Principalmente em um cenário de crise econômica com alto grau de incerteza, juros altos, escalada do desemprego e renda em queda, Maria Inês afirma que é preciso ter em mente que crédito não é salário. As dívidas comprometem o orçamento mensal, afetando o poder de compra. “Incentivo ao endividamento para acelerar a economia não é a saída”, afirma.


Poupança
O FGTS é uma poupança que garante uma reserva ao trabalhador em momentos de demissão, aposentadoria, compra de imóvel, tratamento de câncer, HIV ou doença em estado terminal, alem de outras situações de necessidade. “Nos últimos anos, o uso do dinheiro do FGTS aumentou muito devido à impulsão dada ao crédito habitacional. A preocupação é que o dinheiro do fundo não é do governo, mas do trabalhador. A grande questão é se haverá provisão para devolver ao trabalhador o dinheiro quando ele precisar. A verdade é que o sistema corre o risco de entrar em colapso”, afirma o mestre em Economia e professor do Ibmec em BH, Felipe Lacerda Leroy.

Taxas de juros e limite de parcelas ainda serão definidos

A nova lei estabelece que, ao contratar o empréstimo consignado, o trabalhador pode optar como garantia 10% do saldo do FGTS ou até 100% da multa rescisória paga pelo empregador no momento da demissão. Caso fique inadimplente, o fundo cobre a dívida.

A norma é resultado da conversão da Medida Provisória 719/2016, aprovada pelo Congresso.

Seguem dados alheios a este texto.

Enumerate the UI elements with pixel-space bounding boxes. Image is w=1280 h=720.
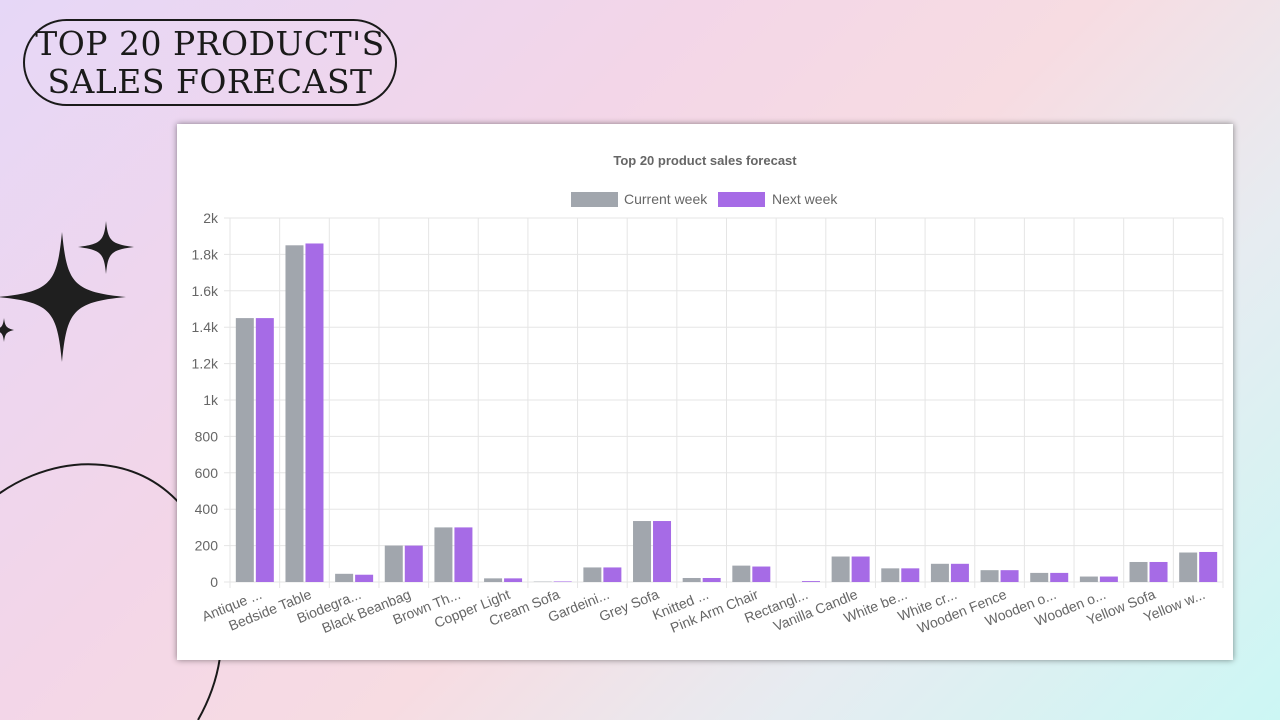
y-tick-label: 1.8k	[192, 246, 219, 262]
y-tick-label: 1.6k	[192, 283, 219, 299]
bars	[235, 243, 1218, 583]
chart-card: Top 20 product sales forecast Current we…	[177, 124, 1233, 660]
bar-next-week[interactable]	[504, 578, 523, 582]
page-title-line-2: SALES FORECAST	[47, 61, 373, 101]
bar-current-week[interactable]	[484, 578, 503, 582]
bar-next-week[interactable]	[752, 566, 771, 582]
bar-current-week[interactable]	[235, 318, 254, 582]
bar-next-week[interactable]	[454, 527, 473, 582]
y-tick-label: 1.2k	[192, 356, 219, 372]
bar-current-week[interactable]	[980, 570, 999, 582]
bar-next-week[interactable]	[1000, 570, 1019, 582]
bar-current-week[interactable]	[384, 545, 403, 582]
bar-current-week[interactable]	[831, 556, 850, 582]
bar-next-week[interactable]	[950, 563, 969, 582]
bar-next-week[interactable]	[404, 545, 423, 582]
bar-current-week[interactable]	[1179, 552, 1198, 582]
bar-next-week[interactable]	[255, 318, 274, 582]
bar-current-week[interactable]	[434, 527, 453, 582]
bar-next-week[interactable]	[1099, 576, 1118, 582]
small-sparkle-icon	[78, 221, 134, 274]
bar-next-week[interactable]	[1149, 561, 1168, 582]
bar-next-week[interactable]	[702, 577, 721, 582]
x-axis-ticks: Antique ...Bedside TableBiodegra...Black…	[199, 586, 1207, 636]
grid-lines	[224, 217, 1224, 588]
bar-next-week[interactable]	[851, 556, 870, 582]
bar-current-week[interactable]	[335, 573, 354, 582]
bar-current-week[interactable]	[285, 245, 304, 583]
bar-next-week[interactable]	[1050, 572, 1069, 582]
bar-next-week[interactable]	[355, 574, 374, 582]
bar-next-week[interactable]	[553, 581, 572, 582]
bar-current-week[interactable]	[1129, 561, 1148, 582]
bar-current-week[interactable]	[732, 565, 751, 582]
y-tick-label: 0	[210, 574, 218, 590]
chart-legend: Current week Next week	[571, 191, 838, 207]
bar-current-week[interactable]	[583, 567, 602, 582]
bar-current-week[interactable]	[1079, 576, 1098, 582]
y-tick-label: 200	[195, 538, 219, 554]
bar-next-week[interactable]	[901, 568, 920, 582]
legend-swatch-current-week[interactable]	[571, 192, 618, 207]
legend-label-next-week[interactable]: Next week	[772, 191, 838, 207]
bar-next-week[interactable]	[305, 243, 324, 582]
bar-current-week[interactable]	[1030, 572, 1049, 582]
bar-next-week[interactable]	[1199, 551, 1218, 582]
bar-current-week[interactable]	[930, 563, 949, 582]
page-title-line-1: TOP 20 PRODUCT'S	[35, 23, 385, 63]
bar-next-week[interactable]	[801, 581, 820, 582]
y-axis-ticks: 0 200 400 600 800 1k 1.2k 1.4k 1.6k 1.8k 2k	[192, 210, 219, 590]
legend-swatch-next-week[interactable]	[718, 192, 765, 207]
page-title: TOP 20 PRODUCT'S SALES FORECAST	[23, 19, 397, 106]
y-tick-label: 800	[195, 428, 219, 444]
tiny-sparkle-icon	[0, 318, 14, 342]
bar-current-week[interactable]	[633, 521, 652, 582]
large-sparkle-icon	[0, 232, 126, 362]
bar-current-week[interactable]	[682, 577, 701, 582]
y-tick-label: 1k	[203, 392, 219, 408]
bar-chart: Top 20 product sales forecast Current we…	[192, 153, 1224, 636]
y-tick-label: 600	[195, 465, 219, 481]
y-tick-label: 400	[195, 501, 219, 517]
legend-label-current-week[interactable]: Current week	[624, 191, 708, 207]
bar-current-week[interactable]	[881, 568, 900, 582]
y-tick-label: 1.4k	[192, 319, 219, 335]
chart-title: Top 20 product sales forecast	[613, 153, 797, 168]
y-tick-label: 2k	[203, 210, 219, 226]
bar-next-week[interactable]	[603, 567, 622, 582]
bar-next-week[interactable]	[653, 521, 672, 582]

A lei foi promulgada pelo presidente do Senado, Renan Calheiros (PMDB-AL).

Editada em março pelo ex-ministro da Fazenda Nelson Barbosa, a MP tinha a intenção de reduzir as taxas de juros cobradas a trabalhadores do setor privado para esse tipo de operação.

Da forma como é hoje, os principais clientes do crédito consignado são os servidores públicos. Por terem estabilidade, o risco é baixo e, portanto, as taxas são bem menos salgadas.

Segundo nota técnica divulgada pela Fazenda em fevereiro, os juros médios para o setor público são de 26,5%. Para o setor privado, chegam a 41,3%, quase o dobro.

“Mas aí eu faço a pergunta que não quer calar. Os trabalhadores em regime da CLT ou Rural também terão juros a 26%? Eu duvido”, diz o presidente do Instituto Fundo Devido ao Trabalhador, o advogado Mario Avelino.

As projeções da equipe econômica indicam que haverá um crédito adicional de R$ 17 bilhões no mercado, o que deverá estimular o consumo e movimentar a economia sem impactar a inflação e sem aumentar o endividamento das famílias brasileiras.

“O que qualquer economista sabe é que não funciona bem assim. Nem todo trabalhador vai fazer empréstimo para consumir, principalmente, com a instabilidade e o fantasma do desemprego rondando”, afirma Avelino.

Parcelas
Pela nova legislação, caberá ao Conselho Curador do FGTS estabelecer o número máximo de parcelas e a taxa mensal de juros a ser cobrada pelas instituições financeiras.

Além disso, ficará a cargo da Caixa Econômica Federal, agente operador do FGTS, definir os procedimentos operacionais para viabilizar essa modalidade de consignado.